Hafıza; şekiller veya geleneklerle kısıtlanmamış ve yeni fikir birleşimlerine her zaman açık olan bir serbest düşünce etkinliğinden çok daha önemsizdir. Bir ulusa serbest düşünce etkinliği sunarsanız bu etkinlik, pusula ibresinin gemiyi limana götüreceği kadar kesin bir yoldan ulusu medeniyete yönlendirecektir. Kavramsal yazının kaçınılmaz basitliğinin ortaya çıktığı yer burasıdır. Kavramsal yazı daima ayrıntılarla uğraşır. Mısır’ın sembolik alfabesinde bakire, evli, çocuğu olmayan dul, tek çocuklu dul ve iki çocuklu kadınlar için ayrı figürler vardır.
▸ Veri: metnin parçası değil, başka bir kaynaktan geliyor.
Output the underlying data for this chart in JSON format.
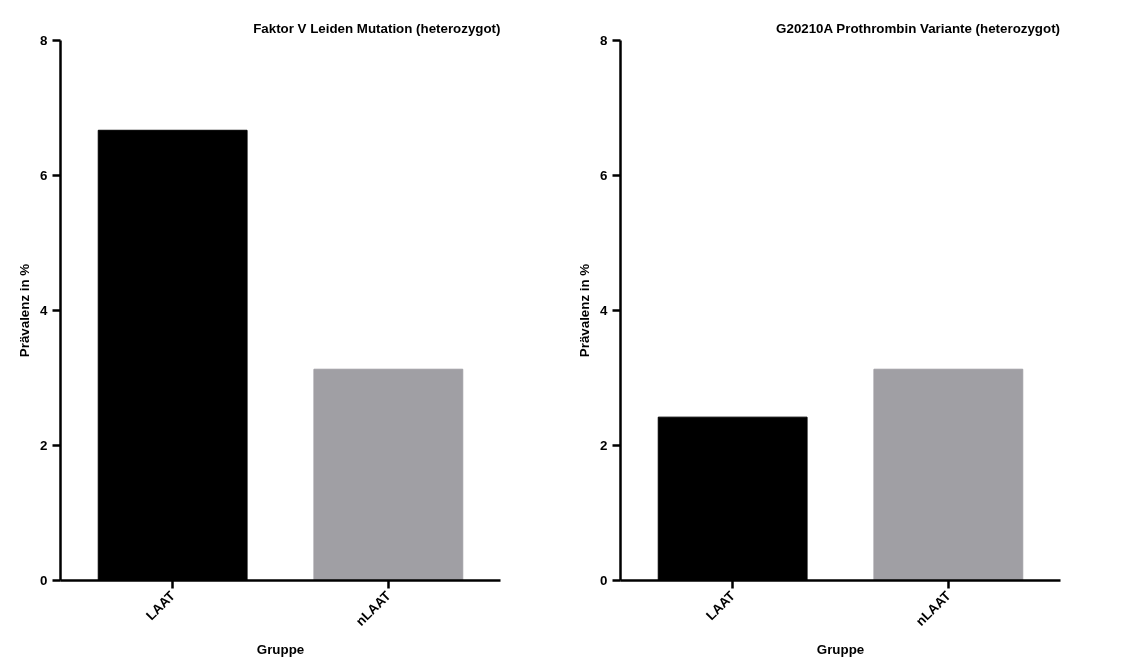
{
  "chart_data": [
    {
      "type": "bar",
      "title": "Faktor V Leiden Mutation (heterozygot)",
      "xlabel": "Gruppe",
      "ylabel": "Prävalenz in %",
      "categories": [
        "LAAT",
        "nLAAT"
      ],
      "values": [
        6.67,
        3.13
      ],
      "colors": [
        "#000000",
        "#a09fa4"
      ],
      "ylim": [
        0,
        8
      ],
      "yticks": [
        0,
        2,
        4,
        6,
        8
      ],
      "grid": false
    },
    {
      "type": "bar",
      "title": "G20210A Prothrombin Variante (heterozygot)",
      "xlabel": "Gruppe",
      "ylabel": "Prävalenz in %",
      "categories": [
        "LAAT",
        "nLAAT"
      ],
      "values": [
        2.42,
        3.13
      ],
      "colors": [
        "#000000",
        "#a09fa4"
      ],
      "ylim": [
        0,
        8
      ],
      "yticks": [
        0,
        2,
        4,
        6,
        8
      ],
      "grid": false
    }
  ]
}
Başka hangi koşullar için var bilmiyorum ama kadın için bir işaret yoktur. Doğal olarak böyle olması gerekir. Zira semboller nesneyi göründüğü veya görünmek istendiği şekilde temsil eder, düşüncede olduğu gibi değil. Dahası daimî ezbere öğrenme mutlaka birebir tekrara ve zihinsel köleliğe yol açar.
Bir sembol anlaşıldığında, dilden bağımsızdır ve bir Arap rakamı gibi evrensel olarak geçerlidir. Ancak konuşulan dille yazılı dilin ayrımı tartışmaya açık bir avantajdır. Bu ayrım; biçimin zarafeti, tantanalı dönemler ve ifadenin inceliğiyle bir dildeki bütün kalıcı izleri anında yok eder. Dilin canlılığı, dilin biçimleri kontrolsüz dalgalanmalara bırakıldığında zayıflar. Bilgisini böyle bir kaynaktan edinen bir öğrenci için yazılı şiir, dilbilgisi, hitabet imkânsızdır.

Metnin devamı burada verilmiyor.